ASU delegates and organisers recently attended the first Yarra Ranges bargaining meeting of 2019, to receive the employer’s response to the union’s claims.

In good news, some claims have been referred to a drafting subcommittee, for the purpose of getting clauses ready for incorporation in the agreement.

However, the employer representatives expressed resistance to other claims, dismissing them as unnecessary, impractical, or already in policy.

Of the most importance, was the employer’s response to the requested pay increase of 3%.

The employer proposed that wages should be pegged to the Fair Go Rates System. The ASU disputed the necessity for this interdependence, as Councils annual report indicated a surplus of $25 million in the last financial year, and further, that the notes (note 9) to the financial statement indicated use of agency hire over a directly employed workforce had realised an additional surplus of $1.54 million in the financial year, directly attributable to the employer not filling vacancies, and undercutting wages in the agreement.

ASU said this $1.54 million dividend was provided by employees, who did the work of those who were not replaced, and it should be given back in recognition of the productivity employees have provided to the Council. In a candid response, an employer representative said all savings should go to the benefit of ratepayers, infrastructure, buildings, maintenance, and community projects.
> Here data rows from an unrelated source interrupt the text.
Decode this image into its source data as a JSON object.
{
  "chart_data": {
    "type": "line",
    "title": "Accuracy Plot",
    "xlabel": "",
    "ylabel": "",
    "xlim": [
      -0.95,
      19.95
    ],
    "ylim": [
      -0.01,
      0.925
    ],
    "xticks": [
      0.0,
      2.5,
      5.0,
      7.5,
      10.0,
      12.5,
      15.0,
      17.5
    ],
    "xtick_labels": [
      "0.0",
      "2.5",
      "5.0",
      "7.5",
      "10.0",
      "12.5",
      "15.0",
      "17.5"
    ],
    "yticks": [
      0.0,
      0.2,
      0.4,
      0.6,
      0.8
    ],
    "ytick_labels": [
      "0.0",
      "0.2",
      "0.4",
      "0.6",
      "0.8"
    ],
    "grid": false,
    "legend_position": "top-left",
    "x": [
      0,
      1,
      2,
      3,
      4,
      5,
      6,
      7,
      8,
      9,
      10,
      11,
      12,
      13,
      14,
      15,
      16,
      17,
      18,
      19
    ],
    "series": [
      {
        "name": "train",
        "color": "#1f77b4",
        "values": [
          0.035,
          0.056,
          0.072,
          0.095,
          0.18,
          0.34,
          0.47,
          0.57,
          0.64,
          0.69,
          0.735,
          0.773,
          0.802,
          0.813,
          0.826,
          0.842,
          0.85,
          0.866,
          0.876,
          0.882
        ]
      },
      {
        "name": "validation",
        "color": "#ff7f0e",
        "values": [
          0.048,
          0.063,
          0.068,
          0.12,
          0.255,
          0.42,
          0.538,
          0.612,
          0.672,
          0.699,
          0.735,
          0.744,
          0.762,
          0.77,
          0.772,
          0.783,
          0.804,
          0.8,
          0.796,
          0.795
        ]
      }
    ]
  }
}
How’s that for recognition?

It used to be that employees could use productivity they have contributed to increase their wages, but this council clearly has discarded any pretence of fairness, and brags about how privatisation increases their surplus and how employees are just another commodity.

There is hope, ASU call on all members to encourage your colleagues to join the union. Pin this news bulletin up on notice boards, read it at toolbox meetings, and more importantly, tell a non-member the only way to ensure a fair pay rise is to fight for it.

Now’s the time to stand up.

It’s a simple equation, more members = more negotiating power.